Hinton starts off by interrogating the origins of the term “riot,” which is still commonly used to describe Black-led political protests. She traces its history back to 1964, when President Lyndon B. Johnson used the word to condemn a mass demonstration in Harlem, protesting the murder of a 15-year old Black high school student by a white NYPD officer. “By labeling this form of protest a riot, we have been trapped since the 1960s in this policy cycle where the only solution becomes more policing,” Hilton said.

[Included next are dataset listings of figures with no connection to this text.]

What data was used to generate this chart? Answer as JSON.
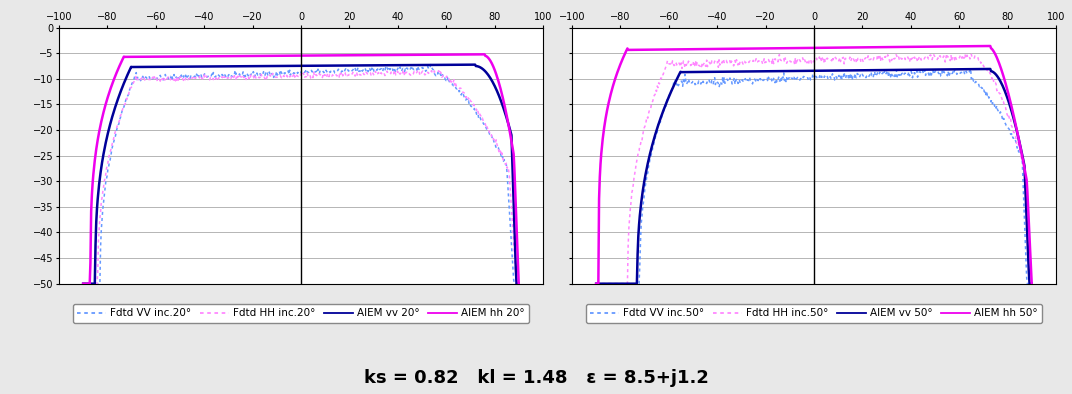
{
  "title_bottom": "ks = 0.82   kl = 1.48   ε = 8.5+j1.2",
  "xlim": [
    -100,
    100
  ],
  "ylim_bottom": -50,
  "ylim_top": 0,
  "yticks": [
    0,
    -5,
    -10,
    -15,
    -20,
    -25,
    -30,
    -35,
    -40,
    -45,
    -50
  ],
  "xticks": [
    -100,
    -80,
    -60,
    -40,
    -20,
    0,
    20,
    40,
    60,
    80,
    100
  ],
  "color_fdtd_vv": "#6699FF",
  "color_fdtd_hh": "#FF88FF",
  "color_aiem_vv": "#000099",
  "color_aiem_hh": "#EE00EE",
  "legend1": [
    "Fdtd VV inc.20°",
    "Fdtd HH inc.20°",
    "AIEM vv 20°",
    "AIEM hh 20°"
  ],
  "legend2": [
    "Fdtd VV inc.50°",
    "Fdtd HH inc.50°",
    "AIEM vv 50°",
    "AIEM hh 50°"
  ],
  "bg_color": "#E8E8E8",
  "plot_bg": "#FFFFFF"
}
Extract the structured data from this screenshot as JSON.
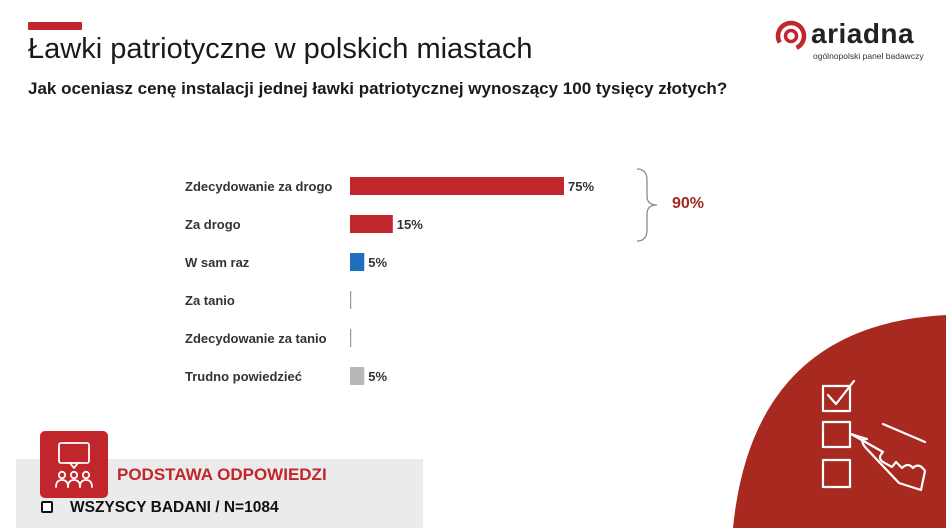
{
  "header": {
    "title": "Ławki patriotyczne w polskich miastach",
    "subtitle": "Jak oceniasz cenę instalacji jednej ławki patriotycznej wynoszący 100 tysięcy złotych?"
  },
  "logo": {
    "wordmark": "ariadna",
    "tagline": "ogólnopolski panel badawczy"
  },
  "colors": {
    "accent": "#c0262b",
    "dark_red": "#a22a23",
    "blue": "#1f6fc1",
    "gray": "#b8b8b8"
  },
  "chart_data": {
    "type": "bar",
    "orientation": "horizontal",
    "categories": [
      "Zdecydowanie za drogo",
      "Za drogo",
      "W sam raz",
      "Za tanio",
      "Zdecydowanie za tanio",
      "Trudno powiedzieć"
    ],
    "values": [
      75,
      15,
      5,
      0,
      0,
      5
    ],
    "value_labels": [
      "75%",
      "15%",
      "5%",
      "",
      "",
      "5%"
    ],
    "bar_colors": [
      "#c0262b",
      "#c0262b",
      "#1f6fc1",
      "#999999",
      "#999999",
      "#b8b8b8"
    ],
    "group_total": {
      "label": "90%",
      "categories": [
        "Zdecydowanie za drogo",
        "Za drogo"
      ]
    },
    "xlim": [
      0,
      75
    ],
    "grid": false,
    "legend": "none"
  },
  "footer": {
    "base_title": "PODSTAWA ODPOWIEDZI",
    "base_note": "WSZYSCY BADANI / N=1084"
  }
}
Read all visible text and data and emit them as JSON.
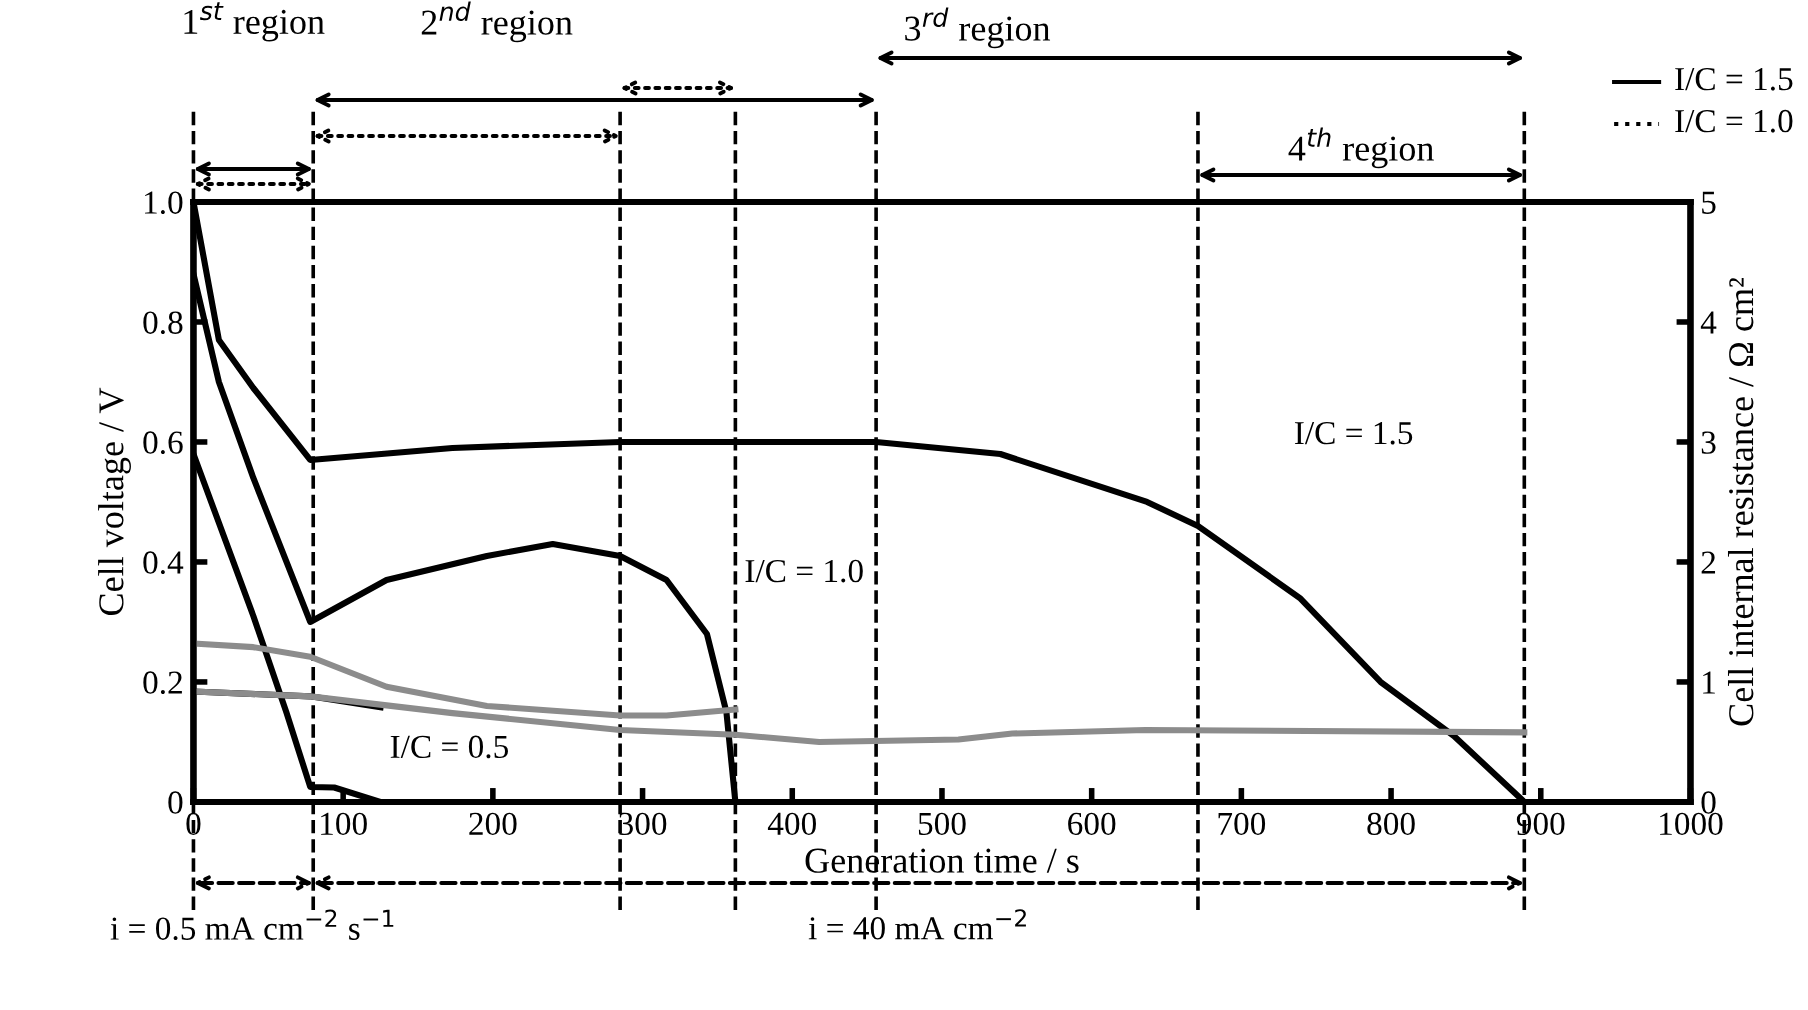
{
  "chart_data": {
    "type": "line",
    "xlabel": "Generation time / s",
    "ylabel": "Cell voltage / V",
    "y2label": "Cell internal resistance / Ω cm²",
    "xlim": [
      0,
      1000
    ],
    "xticks": [
      0,
      100,
      200,
      300,
      400,
      500,
      600,
      700,
      800,
      900,
      1000
    ],
    "ylim": [
      0,
      1
    ],
    "yticks": [
      0,
      0.2,
      0.4,
      0.6,
      0.8,
      {
        "value": 1,
        "label": "1.0"
      }
    ],
    "y2lim": [
      0,
      5
    ],
    "y2ticks": [
      0,
      1,
      2,
      3,
      4,
      5
    ],
    "grid": false,
    "marker": "none",
    "line_style": "solid",
    "series": [
      {
        "color": "#000000",
        "x": [
          0,
          17,
          40,
          78,
          173,
          285,
          362,
          456,
          539,
          637,
          671,
          739,
          793,
          842,
          889
        ],
        "values": [
          1.0,
          0.77,
          0.69,
          0.57,
          0.59,
          0.6,
          0.6,
          0.6,
          0.58,
          0.5,
          0.46,
          0.34,
          0.2,
          0.11,
          0
        ]
      },
      {
        "color": "#000000",
        "x": [
          0,
          17,
          40,
          78,
          129,
          196,
          240,
          285,
          316,
          343,
          356,
          362
        ],
        "values": [
          0.88,
          0.7,
          0.54,
          0.3,
          0.37,
          0.41,
          0.43,
          0.41,
          0.37,
          0.28,
          0.15,
          0
        ]
      },
      {
        "color": "#000000",
        "x": [
          0,
          40,
          62,
          78,
          94,
          125
        ],
        "values": [
          0.58,
          0.31,
          0.15,
          0.025,
          0.024,
          0
        ]
      },
      {
        "color": "#000000",
        "axis": "y2",
        "x": [
          0,
          78,
          125
        ],
        "values": [
          0.92,
          0.88,
          0.79
        ]
      },
      {
        "color": "#8c8c8c",
        "axis": "y2",
        "x": [
          0,
          40,
          78,
          129,
          196,
          285,
          316,
          362
        ],
        "values": [
          1.32,
          1.29,
          1.21,
          0.96,
          0.8,
          0.72,
          0.72,
          0.77
        ]
      },
      {
        "color": "#8c8c8c",
        "axis": "y2",
        "x": [
          0,
          78,
          173,
          285,
          362,
          418,
          511,
          547,
          636,
          889
        ],
        "values": [
          0.92,
          0.88,
          0.74,
          0.6,
          0.56,
          0.5,
          0.52,
          0.57,
          0.6,
          0.58
        ]
      }
    ],
    "ref_lines": [
      {
        "axis": "x",
        "value": 0,
        "line_style": "dashed"
      },
      {
        "axis": "x",
        "value": 80,
        "line_style": "dashed"
      },
      {
        "axis": "x",
        "value": 285,
        "line_style": "dashed"
      },
      {
        "axis": "x",
        "value": 362,
        "line_style": "dashed"
      },
      {
        "axis": "x",
        "value": 456,
        "line_style": "dashed"
      },
      {
        "axis": "x",
        "value": 671,
        "line_style": "dashed"
      },
      {
        "axis": "x",
        "value": 889,
        "line_style": "dashed"
      }
    ],
    "annotations": [
      "I/C = 1.0",
      "I/C = 0.5",
      "I/C = 1.5",
      "1$^{st}$ region",
      "2$^{nd}$ region",
      "3$^{rd}$ region",
      "4$^{th}$ region",
      "I/C = 1.5",
      "I/C = 1.0",
      "i = 0.5 mA cm$^{−2}$ s$^{−1}$",
      "i = 40 mA cm$^{−2}$"
    ]
  }
}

Instead, she proposes the term “Black rebellion,” which does not dismiss these actions as spontaneous, misguided, or criminal like the misnomer “riot,” but instead recognizes their sustained nature, along with the larger political context at play. Elected officials registered the way these Black rebellions directly challenged white supremacy in the country, and mobilized law enforcement in response. “In many ways, Lyndon Johnson’s call for the war on crime in March 1965 was very much in response to the threat of Black rebellion,” Hinton said. “And the idea was, if we can expand police forces in communities of color and militarize those forces, then this will somehow serve as a deterrent.”
The strategy, Hinton explains, was to find young people of color who authorities suspected might spur a riot or might commit a crime and target them for criminalization. Meanwhile, public funding was drained from social welfare and mental health services, as well as job and educational youth programs, while cash poured into law enforcement and prisons, according to Hilton. (A dynamic that has informed our contemporary calls to defund the police.)
“I think that makes the kind of policing that we see even more devastating when police are kind of front line social service representatives and they’re not trained to handle the range of problems that they are expected to, especially in low-income communities of color,” Hinton said.
America on Fire is packed with stories of Black rebellion, primarily between 1960 and 1970, the hardest thing for Hinton was not being able to include all of the nearly 2,000 uprisings within that time period. Among them was a 1969 rebellion in St. Paul, Minnesota, where police tear-gassed a dance with Black teenagers. While many of the teens ran out and went home, some stayed behind and decided to fight back, including a 19-year- old woman: “A police officer ended up chasing her and beating her to the ground,” Hinton said. “She was visibly pregnant.” The rebellion lasted a few days.
Hinton said that this particular instance of police brutality illustrates a common dynamic between police and Black communities: What might have otherwise been an uneventful (and nonviolent) protest, outing, or dance becomes the site of violence catalyzed by authorities.
“These kids were just doing what kids do,” Hinton said. “But they were a group of Black teenagers gathered together at a dance hall, seen as potentially criminal or potentially rebellious and, in tear gassing them, the police, in fact, started this rebellion. It reflects the cycle of police violence and community violence.”